Kylee February 19, 2008, 10:28 pm

My grandma is 93 years old and was a gardener “back in the day.” If I want advice about what works and what doesn’t, I usually call her. She lived through the Depression when home remedies were all they could afford, so she usually has a pretty good answer for any gardening problems I may have.

Bonnie Story February 19, 2008, 9:06 pm

My favorite home brew is to blend up some eggs, strain them and then mix with water in a sprayer as a deer, dog and cat repellent. Got lots of big, hungry deer around here. I have had great results too with a blast of water for aphid removal, not even with soap added, using one of those “firehose” looking sprayer tips squeezed down to the narrowest point. Just blasts those little devils right off! Kind of fun too. We’ll see if I have aphids here in WA like I battled back in CA. Hope not!

Crafty Gardener February 19, 2008, 8:16 pm

I don’t like to use chemicals of any sort, so tend to shy away from store bought remedies. I do use vinegar (it has so many uses) and it is cheap! I try things like cayenne pepper to deter ants from crossing the line, boiling water on anthills, dish soap & water to spray on various things. I guess it try these remedies just to see if they really work.
And yes, as someone mentioned, we all try to be a little ‘greener’ in our approach to gardening.

Carol, May Dreams Gardens February 19, 2008, 7:58 pm

My home made remedy for bagworms involves no chemicals or home brews, just time. I pick them off by hand and throw them in the trash. And for aphids and japanese beetles, I knock them off the plants with a strong stream of water. I think it controls the aphids but those japanese beetles just laugh and fly right back on the plant to continue eating and mating.

I think with the popularity of anything that is “green” more gardeners and homeowners will turn to products already in their homes that they may perceive are safer, and may make some situations worse.

Very thought provoking, why do we do what we do sometimes?

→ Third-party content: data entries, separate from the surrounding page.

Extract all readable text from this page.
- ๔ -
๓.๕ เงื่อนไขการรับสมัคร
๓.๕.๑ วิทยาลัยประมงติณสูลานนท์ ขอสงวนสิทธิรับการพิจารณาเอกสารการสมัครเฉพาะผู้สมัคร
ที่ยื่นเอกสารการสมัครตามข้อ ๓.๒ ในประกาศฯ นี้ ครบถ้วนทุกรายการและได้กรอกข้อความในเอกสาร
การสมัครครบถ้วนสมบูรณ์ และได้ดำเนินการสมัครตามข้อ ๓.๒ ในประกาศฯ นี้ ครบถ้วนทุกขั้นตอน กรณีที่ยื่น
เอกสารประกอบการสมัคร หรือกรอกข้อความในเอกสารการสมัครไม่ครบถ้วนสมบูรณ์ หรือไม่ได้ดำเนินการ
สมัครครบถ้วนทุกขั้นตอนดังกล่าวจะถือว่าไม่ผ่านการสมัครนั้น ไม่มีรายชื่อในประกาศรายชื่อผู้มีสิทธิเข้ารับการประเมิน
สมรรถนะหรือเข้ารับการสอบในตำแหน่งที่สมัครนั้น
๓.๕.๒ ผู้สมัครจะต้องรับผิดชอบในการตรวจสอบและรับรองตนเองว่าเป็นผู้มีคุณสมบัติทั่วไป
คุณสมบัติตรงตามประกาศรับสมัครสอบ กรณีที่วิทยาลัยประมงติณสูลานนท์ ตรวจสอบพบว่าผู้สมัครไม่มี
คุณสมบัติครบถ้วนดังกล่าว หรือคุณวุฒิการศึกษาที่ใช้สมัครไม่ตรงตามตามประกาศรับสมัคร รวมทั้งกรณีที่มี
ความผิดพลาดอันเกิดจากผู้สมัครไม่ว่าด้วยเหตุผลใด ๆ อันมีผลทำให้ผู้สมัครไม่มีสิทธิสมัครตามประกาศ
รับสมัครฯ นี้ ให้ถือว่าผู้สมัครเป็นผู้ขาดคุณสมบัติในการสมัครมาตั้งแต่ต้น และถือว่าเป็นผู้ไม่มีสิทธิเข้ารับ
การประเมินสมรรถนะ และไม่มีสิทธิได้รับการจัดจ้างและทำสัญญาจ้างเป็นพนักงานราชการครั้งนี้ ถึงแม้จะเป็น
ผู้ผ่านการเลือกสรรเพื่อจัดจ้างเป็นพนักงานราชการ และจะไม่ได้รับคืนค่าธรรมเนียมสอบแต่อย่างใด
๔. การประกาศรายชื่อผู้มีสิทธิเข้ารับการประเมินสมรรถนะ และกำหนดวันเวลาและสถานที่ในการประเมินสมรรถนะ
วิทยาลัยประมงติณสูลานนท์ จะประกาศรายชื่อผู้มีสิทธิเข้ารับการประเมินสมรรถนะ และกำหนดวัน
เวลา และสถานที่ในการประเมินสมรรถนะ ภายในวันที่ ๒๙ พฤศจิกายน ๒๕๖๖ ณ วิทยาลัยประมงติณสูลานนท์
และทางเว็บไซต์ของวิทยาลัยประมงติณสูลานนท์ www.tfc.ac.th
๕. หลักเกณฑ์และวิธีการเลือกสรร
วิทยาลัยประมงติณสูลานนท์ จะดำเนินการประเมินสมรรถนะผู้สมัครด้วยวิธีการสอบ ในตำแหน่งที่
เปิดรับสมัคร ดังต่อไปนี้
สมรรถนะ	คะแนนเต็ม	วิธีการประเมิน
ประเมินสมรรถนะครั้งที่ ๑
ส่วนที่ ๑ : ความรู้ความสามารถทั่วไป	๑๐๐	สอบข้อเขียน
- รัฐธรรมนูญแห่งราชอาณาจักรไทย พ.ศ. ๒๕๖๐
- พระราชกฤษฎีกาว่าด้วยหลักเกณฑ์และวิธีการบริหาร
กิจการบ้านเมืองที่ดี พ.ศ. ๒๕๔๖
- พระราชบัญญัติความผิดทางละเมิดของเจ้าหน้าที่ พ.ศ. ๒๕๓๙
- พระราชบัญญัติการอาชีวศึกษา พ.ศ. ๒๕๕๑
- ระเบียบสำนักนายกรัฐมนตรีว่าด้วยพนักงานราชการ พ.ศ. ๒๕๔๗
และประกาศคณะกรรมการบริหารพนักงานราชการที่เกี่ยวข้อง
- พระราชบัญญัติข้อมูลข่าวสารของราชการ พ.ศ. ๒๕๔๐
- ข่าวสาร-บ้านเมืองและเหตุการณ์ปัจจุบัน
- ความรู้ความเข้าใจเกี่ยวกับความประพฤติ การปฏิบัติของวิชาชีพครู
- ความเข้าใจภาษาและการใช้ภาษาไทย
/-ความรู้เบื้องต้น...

Dee/reddirtramblings February 19, 2008, 7:11 pm

I think people often use them because they think “natural” means “safer.” Not necessarily. Arsenic occurs naturally, but is poisonous. I do use leftover coffee grounds and tea leaves as top dressing for my gardens, but I don’t have any natural remedies. I try to just make the soil as good as I possibly can.~~Dee

Tracy February 19, 2008, 7:09 pm

I learned a bunch of home remedies back when I was a Texas gardener. To get rid of fire ants, pour boiling water on their mounds. (Didn’t work.) To deter squirrels from digging in the garden, sprinkle cayenne pepper around your prized plants. (Didn’t work.) To grow plants intended for a cooler heat zone, pile a lot of mulch around their roots to keep them cooler. (Really didn’t work. Dead dead plants.)

Now that I’m gardening in upstate New York for the first time, I’ll be eager to see what new remedies might actually work up here.

Priscilla February 19, 2008, 6:25 pm

I’d rather have a homemade remedy because I’d like to stop using harsh chemicals on the environment. If something I have that is familiar to me works I will definitely use it. The garden remedy I use the most is just some soap with water to get rid of aphids. Other than that I don’t have much to control. I will be buying The Truth about Garden Remedies because I’m a new gardener and would like to know some simple things that work and things that do not.